Hurtt is rated as the 7th best weakside defensive end in the country and the third best player in the Commonwealth. The fact that Kentucky can pull a player from USC speaks volumes about the Stoops effect at Kentucky as this scenario would have been unheard of a few years ago.
Hatcher is definitely one of the top storylines over the next two weeks for Mark Stoops and company. The other is fellow in-stater Ryan Timmons. Much has been made of the fact that former Kentucky head coach Joker Phillips is recruiting Timmons and some UK fans are calling him a “Traitor”. Honestly, I don’t get that as Joker was fired by Kentucky and well, the man needs to eat. Mark Story made the “Joker debate” part of a “fact or fiction” column, but I found one of the other items a bit more interesting and that was whether in state players should be obligated to stay in the Commonwealth:
Item two: A recruit from Kentucky (like a Ryan Timmons) should feel an obligation to in-state schools.

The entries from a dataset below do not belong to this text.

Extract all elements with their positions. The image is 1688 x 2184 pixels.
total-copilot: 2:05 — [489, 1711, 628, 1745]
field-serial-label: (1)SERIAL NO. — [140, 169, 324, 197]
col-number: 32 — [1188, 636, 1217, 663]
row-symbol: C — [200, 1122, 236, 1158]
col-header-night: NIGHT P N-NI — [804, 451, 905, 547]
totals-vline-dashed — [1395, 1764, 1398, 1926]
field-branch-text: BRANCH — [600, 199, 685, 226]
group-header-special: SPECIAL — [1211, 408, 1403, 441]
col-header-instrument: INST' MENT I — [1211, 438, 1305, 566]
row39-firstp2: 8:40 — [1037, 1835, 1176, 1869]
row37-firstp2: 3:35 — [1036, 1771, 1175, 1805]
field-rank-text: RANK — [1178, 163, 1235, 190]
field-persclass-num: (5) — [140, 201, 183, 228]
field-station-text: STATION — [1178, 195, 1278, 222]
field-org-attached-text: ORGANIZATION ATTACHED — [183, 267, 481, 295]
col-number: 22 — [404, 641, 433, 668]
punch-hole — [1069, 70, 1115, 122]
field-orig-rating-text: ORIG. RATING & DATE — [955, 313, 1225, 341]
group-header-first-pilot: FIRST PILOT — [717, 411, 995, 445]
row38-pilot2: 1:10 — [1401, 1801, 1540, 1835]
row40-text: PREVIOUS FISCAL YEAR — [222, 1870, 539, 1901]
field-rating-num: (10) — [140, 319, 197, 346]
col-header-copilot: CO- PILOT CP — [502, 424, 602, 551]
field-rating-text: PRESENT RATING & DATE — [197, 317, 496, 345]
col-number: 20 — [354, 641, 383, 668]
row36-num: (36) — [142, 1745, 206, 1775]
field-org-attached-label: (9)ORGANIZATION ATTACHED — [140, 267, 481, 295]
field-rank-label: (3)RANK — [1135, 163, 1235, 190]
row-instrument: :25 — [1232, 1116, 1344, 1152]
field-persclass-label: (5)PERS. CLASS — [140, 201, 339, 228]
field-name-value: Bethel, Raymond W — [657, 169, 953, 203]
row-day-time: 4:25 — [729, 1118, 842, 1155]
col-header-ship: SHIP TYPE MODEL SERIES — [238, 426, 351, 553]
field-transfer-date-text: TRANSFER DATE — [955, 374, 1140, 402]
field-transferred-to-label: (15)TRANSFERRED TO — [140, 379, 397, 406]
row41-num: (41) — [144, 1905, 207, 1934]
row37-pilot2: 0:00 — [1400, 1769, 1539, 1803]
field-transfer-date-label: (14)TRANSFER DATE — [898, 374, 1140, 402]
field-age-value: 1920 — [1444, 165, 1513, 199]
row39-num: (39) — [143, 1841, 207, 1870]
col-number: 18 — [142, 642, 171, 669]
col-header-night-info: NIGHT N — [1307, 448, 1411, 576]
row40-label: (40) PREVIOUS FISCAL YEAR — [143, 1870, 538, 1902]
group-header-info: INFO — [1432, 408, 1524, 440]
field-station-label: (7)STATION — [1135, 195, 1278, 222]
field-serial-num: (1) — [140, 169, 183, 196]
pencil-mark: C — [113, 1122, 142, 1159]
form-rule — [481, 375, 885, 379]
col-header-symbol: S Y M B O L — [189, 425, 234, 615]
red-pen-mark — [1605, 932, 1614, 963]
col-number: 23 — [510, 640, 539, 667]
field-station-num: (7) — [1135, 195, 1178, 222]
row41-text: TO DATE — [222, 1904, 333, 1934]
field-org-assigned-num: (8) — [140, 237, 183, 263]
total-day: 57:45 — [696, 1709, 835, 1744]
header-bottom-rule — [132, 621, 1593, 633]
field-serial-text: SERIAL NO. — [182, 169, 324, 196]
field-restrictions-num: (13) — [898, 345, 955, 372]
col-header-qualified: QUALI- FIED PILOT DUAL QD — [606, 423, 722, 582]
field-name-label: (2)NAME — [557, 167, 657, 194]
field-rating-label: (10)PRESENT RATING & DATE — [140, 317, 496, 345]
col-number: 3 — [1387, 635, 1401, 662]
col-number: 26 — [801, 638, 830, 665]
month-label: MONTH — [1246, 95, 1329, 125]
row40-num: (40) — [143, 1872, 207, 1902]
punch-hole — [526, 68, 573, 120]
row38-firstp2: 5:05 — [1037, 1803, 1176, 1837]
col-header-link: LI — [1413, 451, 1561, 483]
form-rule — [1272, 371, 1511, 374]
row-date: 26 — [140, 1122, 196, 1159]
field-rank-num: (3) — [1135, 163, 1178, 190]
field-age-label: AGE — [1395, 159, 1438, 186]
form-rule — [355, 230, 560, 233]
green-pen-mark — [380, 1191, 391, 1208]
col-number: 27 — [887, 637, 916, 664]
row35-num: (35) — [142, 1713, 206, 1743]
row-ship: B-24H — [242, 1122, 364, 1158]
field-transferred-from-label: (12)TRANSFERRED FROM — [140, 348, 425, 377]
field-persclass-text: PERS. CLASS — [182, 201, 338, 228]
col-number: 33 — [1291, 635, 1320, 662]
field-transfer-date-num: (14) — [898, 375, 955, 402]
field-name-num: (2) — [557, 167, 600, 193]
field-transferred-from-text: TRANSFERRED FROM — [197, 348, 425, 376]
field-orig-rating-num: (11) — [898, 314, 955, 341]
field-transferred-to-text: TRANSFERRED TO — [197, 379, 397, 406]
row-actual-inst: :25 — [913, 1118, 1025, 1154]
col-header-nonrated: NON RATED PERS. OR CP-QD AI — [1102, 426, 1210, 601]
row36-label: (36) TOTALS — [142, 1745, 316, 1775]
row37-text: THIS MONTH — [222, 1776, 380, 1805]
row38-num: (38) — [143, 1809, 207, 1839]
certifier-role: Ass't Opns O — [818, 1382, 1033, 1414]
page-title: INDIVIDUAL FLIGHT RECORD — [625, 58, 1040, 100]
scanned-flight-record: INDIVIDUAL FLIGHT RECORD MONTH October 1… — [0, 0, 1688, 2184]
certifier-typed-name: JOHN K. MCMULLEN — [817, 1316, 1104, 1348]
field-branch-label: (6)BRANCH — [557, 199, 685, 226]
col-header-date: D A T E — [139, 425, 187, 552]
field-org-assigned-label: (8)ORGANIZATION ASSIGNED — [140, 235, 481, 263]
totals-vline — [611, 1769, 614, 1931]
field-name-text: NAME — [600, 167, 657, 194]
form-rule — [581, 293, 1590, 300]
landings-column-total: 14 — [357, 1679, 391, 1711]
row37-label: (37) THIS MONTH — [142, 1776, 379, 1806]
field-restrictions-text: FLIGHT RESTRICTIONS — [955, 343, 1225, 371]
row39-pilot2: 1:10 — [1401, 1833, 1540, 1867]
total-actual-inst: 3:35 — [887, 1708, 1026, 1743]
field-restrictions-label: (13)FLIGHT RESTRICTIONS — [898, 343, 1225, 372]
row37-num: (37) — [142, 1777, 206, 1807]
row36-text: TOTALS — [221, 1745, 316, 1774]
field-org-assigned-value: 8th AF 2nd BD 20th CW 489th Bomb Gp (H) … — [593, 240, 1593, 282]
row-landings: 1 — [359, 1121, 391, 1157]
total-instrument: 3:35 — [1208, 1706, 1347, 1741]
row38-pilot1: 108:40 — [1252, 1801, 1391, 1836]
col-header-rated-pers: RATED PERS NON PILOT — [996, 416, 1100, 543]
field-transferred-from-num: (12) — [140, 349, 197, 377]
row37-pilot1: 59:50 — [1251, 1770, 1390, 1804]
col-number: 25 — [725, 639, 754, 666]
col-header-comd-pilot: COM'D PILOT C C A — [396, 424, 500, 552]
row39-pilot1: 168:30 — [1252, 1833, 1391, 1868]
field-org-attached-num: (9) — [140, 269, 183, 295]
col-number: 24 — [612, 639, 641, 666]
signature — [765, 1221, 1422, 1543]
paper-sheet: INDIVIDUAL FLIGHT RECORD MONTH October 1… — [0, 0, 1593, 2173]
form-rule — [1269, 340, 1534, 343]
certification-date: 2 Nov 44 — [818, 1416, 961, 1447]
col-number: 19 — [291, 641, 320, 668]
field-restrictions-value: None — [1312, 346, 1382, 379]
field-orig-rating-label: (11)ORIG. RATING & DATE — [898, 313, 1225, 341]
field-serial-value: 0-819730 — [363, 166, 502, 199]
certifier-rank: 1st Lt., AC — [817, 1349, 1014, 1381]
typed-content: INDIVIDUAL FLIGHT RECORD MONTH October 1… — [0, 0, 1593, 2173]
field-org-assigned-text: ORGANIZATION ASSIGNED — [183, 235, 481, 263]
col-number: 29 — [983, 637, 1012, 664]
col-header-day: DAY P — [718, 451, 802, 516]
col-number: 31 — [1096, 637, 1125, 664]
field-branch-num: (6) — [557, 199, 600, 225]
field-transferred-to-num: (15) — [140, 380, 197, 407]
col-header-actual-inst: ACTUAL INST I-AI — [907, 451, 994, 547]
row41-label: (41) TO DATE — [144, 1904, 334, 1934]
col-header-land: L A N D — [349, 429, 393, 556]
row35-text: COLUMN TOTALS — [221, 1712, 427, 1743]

One of my least favorite parts of the Internet age in college sports is the teeing off on high school kids that always occurs when a player picks a school other than the “hometown favorite.”
Louisville fans were brutal toward former Central star Tim Patterson when he signed with UK over U of L in 2010. In 2011, Kentucky backers unloaded on Boyle County’s Lamar Dawson when he chose Southern Cal over UK.
There are many advantages to staying instate to play college sports. Included are playing where you are already well known, being where your family can most easily see you play and, when applicable, having a chance to build a reputation where you might wish to live and do business after college.
However, picking a college is a personal decision. For an athlete, who only gets one shot, four years, to play college sports, it is especially so.
The ultimate obligation for athletes is to do what they perceive to be best for them. They don’t have anyone else they need to answer to.